The notes, which came at par on Monday, were 101 bid, 101½ offered on Tuesday morning, a trader said.

The deal, which upsized to $600 million from $500 million and priced in the middle of price talk, went surprisingly well given the session’s market tone, a trader said.

Another trader had the SS&C 5 7/8% notes due 2023 at par 7/8 bid, 101 3/8 offered, on Tuesday morning.

Elsewhere, the recently issued TI Group Automotive Systems, LLC 8¾% senior notes due July 15, 2023 (Caa1/B) were slightly better at 99 5/8 bid, par 1/8 offered on Tuesday, after having traded as low as 99½ bid, par offered on Monday, a trader said.

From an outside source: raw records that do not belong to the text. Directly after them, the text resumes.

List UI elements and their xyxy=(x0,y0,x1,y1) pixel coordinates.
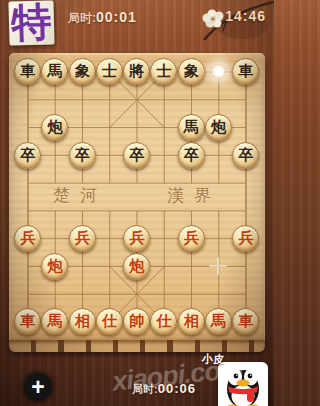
piece-black-soldier[interactable]: 卒 xyxy=(69,142,96,169)
piece-red-cannon[interactable]: 炮 xyxy=(123,253,150,280)
last-move-glow-marker xyxy=(211,64,226,79)
piece-red-chariot[interactable]: 車 xyxy=(14,308,41,335)
game-time-value: 00:01 xyxy=(96,9,137,25)
piece-black-soldier[interactable]: 卒 xyxy=(123,142,150,169)
piece-red-soldier[interactable]: 兵 xyxy=(123,225,150,252)
piece-black-elephant[interactable]: 象 xyxy=(178,58,205,85)
piece-red-chariot[interactable]: 車 xyxy=(232,308,259,335)
piece-black-general[interactable]: 將 xyxy=(123,58,150,85)
player-time-value: 00:06 xyxy=(158,381,196,396)
piece-red-cannon[interactable]: 炮 xyxy=(41,253,68,280)
system-clock: 14:46 xyxy=(225,8,266,24)
game-time-label: 局时: xyxy=(68,11,96,25)
piece-black-cannon[interactable]: 炮 xyxy=(41,114,68,141)
board-pieces-layer[interactable]: 車馬象士將士象車炮馬炮卒卒卒卒卒兵兵兵兵兵炮炮車馬相仕帥仕相馬車 xyxy=(14,58,259,336)
piece-red-elephant[interactable]: 相 xyxy=(69,308,96,335)
add-plus-button[interactable]: + xyxy=(24,373,52,401)
rank-seal-badge: 特 xyxy=(8,0,54,45)
player-time-label: 局时: xyxy=(132,383,158,395)
piece-red-general[interactable]: 帥 xyxy=(123,308,150,335)
plus-icon: + xyxy=(31,374,44,400)
piece-red-horse[interactable]: 馬 xyxy=(41,308,68,335)
piece-black-chariot[interactable]: 車 xyxy=(14,58,41,85)
piece-red-horse[interactable]: 馬 xyxy=(205,308,232,335)
player-game-timer: 局时:00:06 xyxy=(132,379,196,397)
piece-black-horse[interactable]: 馬 xyxy=(178,114,205,141)
piece-red-soldier[interactable]: 兵 xyxy=(178,225,205,252)
piece-black-advisor[interactable]: 士 xyxy=(96,58,123,85)
piece-red-soldier[interactable]: 兵 xyxy=(69,225,96,252)
piece-black-soldier[interactable]: 卒 xyxy=(14,142,41,169)
piece-red-soldier[interactable]: 兵 xyxy=(14,225,41,252)
piece-black-soldier[interactable]: 卒 xyxy=(232,142,259,169)
piece-red-soldier[interactable]: 兵 xyxy=(232,225,259,252)
last-move-sparkle-marker xyxy=(209,257,227,275)
piece-black-horse[interactable]: 馬 xyxy=(41,58,68,85)
piece-red-elephant[interactable]: 相 xyxy=(178,308,205,335)
piece-red-advisor[interactable]: 仕 xyxy=(96,308,123,335)
player-avatar[interactable] xyxy=(218,362,268,406)
board-bottom-edge xyxy=(9,340,265,352)
piece-black-elephant[interactable]: 象 xyxy=(69,58,96,85)
player-name: 小皮 xyxy=(202,352,224,367)
piece-red-advisor[interactable]: 仕 xyxy=(150,308,177,335)
rank-seal-character: 特 xyxy=(11,0,52,45)
piece-black-cannon[interactable]: 炮 xyxy=(205,114,232,141)
piece-black-soldier[interactable]: 卒 xyxy=(178,142,205,169)
piece-black-chariot[interactable]: 車 xyxy=(232,58,259,85)
piece-black-advisor[interactable]: 士 xyxy=(150,58,177,85)
opponent-game-timer: 局时:00:01 xyxy=(68,8,137,27)
qq-penguin-icon xyxy=(220,363,266,406)
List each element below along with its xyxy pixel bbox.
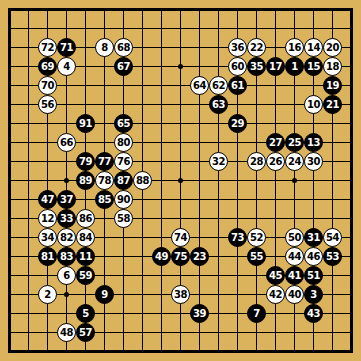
stones-layer: 1234567891011121314151617181920212223242… [0,0,361,361]
stone-black-S14: 21 [323,95,342,114]
stone-white-L15: 64 [190,76,209,95]
stone-black-G10: 87 [114,171,133,190]
stone-black-L6: 23 [190,247,209,266]
stone-black-L3: 39 [190,304,209,323]
stone-black-N7: 73 [228,228,247,247]
stone-black-F9: 85 [95,190,114,209]
stone-white-R17: 14 [304,38,323,57]
stone-white-N16: 60 [228,57,247,76]
stone-white-G8: 58 [114,209,133,228]
stone-black-E11: 79 [76,152,95,171]
stone-black-N13: 29 [228,114,247,133]
stone-black-C16: 69 [38,57,57,76]
stone-white-R6: 46 [304,247,323,266]
stone-black-C9: 47 [38,190,57,209]
stone-black-R16: 15 [304,57,323,76]
stone-black-F4: 9 [95,285,114,304]
stone-black-D8: 33 [57,209,76,228]
stone-white-K4: 38 [171,285,190,304]
stone-black-M14: 63 [209,95,228,114]
stone-black-G13: 65 [114,114,133,133]
stone-white-R14: 10 [304,95,323,114]
stone-white-D5: 6 [57,266,76,285]
stone-black-E2: 57 [76,323,95,342]
stone-black-D17: 71 [57,38,76,57]
stone-white-E7: 84 [76,228,95,247]
stone-white-S7: 54 [323,228,342,247]
stone-white-C17: 72 [38,38,57,57]
stone-black-O3: 7 [247,304,266,323]
stone-white-C8: 12 [38,209,57,228]
stone-black-S15: 19 [323,76,342,95]
stone-black-K6: 75 [171,247,190,266]
stone-black-E13: 91 [76,114,95,133]
stone-white-D2: 48 [57,323,76,342]
stone-black-E10: 89 [76,171,95,190]
stone-black-Q12: 25 [285,133,304,152]
go-board: 1234567891011121314151617181920212223242… [0,0,361,361]
stone-black-E5: 59 [76,266,95,285]
stone-black-P12: 27 [266,133,285,152]
stone-white-C7: 34 [38,228,57,247]
stone-black-E3: 5 [76,304,95,323]
stone-white-M15: 62 [209,76,228,95]
stone-black-D9: 37 [57,190,76,209]
stone-white-Q17: 16 [285,38,304,57]
stone-black-P16: 17 [266,57,285,76]
stone-white-E8: 86 [76,209,95,228]
stone-black-J6: 49 [152,247,171,266]
stone-white-Q7: 50 [285,228,304,247]
stone-white-R11: 30 [304,152,323,171]
stone-white-H10: 88 [133,171,152,190]
stone-black-O6: 55 [247,247,266,266]
stone-white-O11: 28 [247,152,266,171]
stone-white-G12: 80 [114,133,133,152]
stone-white-P11: 26 [266,152,285,171]
stone-white-F10: 78 [95,171,114,190]
stone-black-N15: 61 [228,76,247,95]
stone-white-C15: 70 [38,76,57,95]
stone-white-K7: 74 [171,228,190,247]
stone-white-Q11: 24 [285,152,304,171]
stone-black-R12: 13 [304,133,323,152]
stone-black-D6: 83 [57,247,76,266]
stone-white-G9: 90 [114,190,133,209]
stone-white-P4: 42 [266,285,285,304]
stone-white-C14: 56 [38,95,57,114]
stone-white-O17: 22 [247,38,266,57]
stone-black-R5: 51 [304,266,323,285]
stone-black-R3: 43 [304,304,323,323]
stone-white-F17: 8 [95,38,114,57]
stone-white-C4: 2 [38,285,57,304]
stone-white-O7: 52 [247,228,266,247]
stone-white-M11: 32 [209,152,228,171]
stone-black-Q5: 41 [285,266,304,285]
stone-white-D16: 4 [57,57,76,76]
stone-white-Q6: 44 [285,247,304,266]
stone-black-F11: 77 [95,152,114,171]
stone-white-Q4: 40 [285,285,304,304]
stone-white-S17: 20 [323,38,342,57]
stone-white-D12: 66 [57,133,76,152]
stone-black-R7: 31 [304,228,323,247]
stone-white-G11: 76 [114,152,133,171]
stone-black-Q16: 1 [285,57,304,76]
stone-black-S6: 53 [323,247,342,266]
stone-black-P5: 45 [266,266,285,285]
stone-black-R4: 3 [304,285,323,304]
stone-black-G16: 67 [114,57,133,76]
stone-white-D7: 82 [57,228,76,247]
stone-white-N17: 36 [228,38,247,57]
stone-white-G17: 68 [114,38,133,57]
stone-black-C6: 81 [38,247,57,266]
stone-black-E6: 11 [76,247,95,266]
stone-white-S16: 18 [323,57,342,76]
stone-black-O16: 35 [247,57,266,76]
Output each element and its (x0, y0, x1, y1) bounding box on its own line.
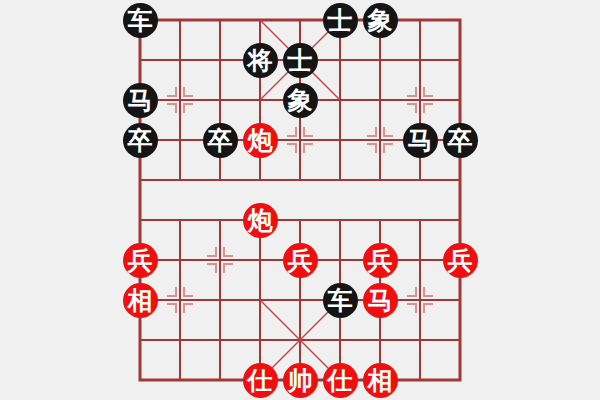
piece-red-general[interactable]: 帅 (283, 363, 318, 398)
piece-black-soldier[interactable]: 卒 (443, 123, 478, 158)
piece-black-advisor[interactable]: 士 (283, 43, 318, 78)
piece-black-advisor[interactable]: 士 (323, 3, 358, 38)
piece-red-advisor[interactable]: 仕 (323, 363, 358, 398)
piece-black-chariot[interactable]: 车 (323, 283, 358, 318)
piece-red-elephant[interactable]: 相 (363, 363, 398, 398)
piece-red-advisor[interactable]: 仕 (243, 363, 278, 398)
piece-black-chariot[interactable]: 车 (123, 3, 158, 38)
piece-black-general[interactable]: 将 (243, 43, 278, 78)
piece-black-elephant[interactable]: 象 (363, 3, 398, 38)
piece-black-horse[interactable]: 马 (123, 83, 158, 118)
piece-red-elephant[interactable]: 相 (123, 283, 158, 318)
piece-red-soldier[interactable]: 兵 (363, 243, 398, 278)
board-intersections: 车士象将士马象卒卒炮马卒炮兵兵兵兵相车马仕帅仕相 (120, 0, 480, 400)
piece-black-elephant[interactable]: 象 (283, 83, 318, 118)
piece-black-soldier[interactable]: 卒 (123, 123, 158, 158)
piece-red-soldier[interactable]: 兵 (283, 243, 318, 278)
piece-red-soldier[interactable]: 兵 (443, 243, 478, 278)
piece-red-horse[interactable]: 马 (363, 283, 398, 318)
xiangqi-board: 车士象将士马象卒卒炮马卒炮兵兵兵兵相车马仕帅仕相 (0, 0, 600, 400)
piece-red-cannon[interactable]: 炮 (243, 203, 278, 238)
piece-red-cannon[interactable]: 炮 (243, 123, 278, 158)
piece-black-soldier[interactable]: 卒 (203, 123, 238, 158)
piece-black-horse[interactable]: 马 (403, 123, 438, 158)
piece-red-soldier[interactable]: 兵 (123, 243, 158, 278)
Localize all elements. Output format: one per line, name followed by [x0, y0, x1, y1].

The deal, which came at par in a downsized $450 million issue last Thursday, ended last week at par bid, par ¼ offered, the trader added.

StandardAero on deck

Counting down to the three-day Independence Day holiday weekend in the United States, set to commence following Thursday's close, the primary market was generally quiet on Tuesday and might stay that way until the post-Independence Day week, sources say.

One deal is on deck.

StandardAero talked its $485 million offering of eight-year senior notes (Caa2/CCC) to price at a discount of approximately 1.5 points and to yield 10¼% on Tuesday morning.

Books close at 2 p.m. ET on Tuesday, and the deal is set to price shortly thereafter.

Jefferies is the left bookrunner for the buyout deal.

Outflow from ETFs

The cash flows of the dedicated high-yield bond funds were mixed on Monday, according to a market source.

High-yield ETFs saw a substantial $617 million outflow on the day.

Asset managers, meanwhile, saw inflows of $85 million.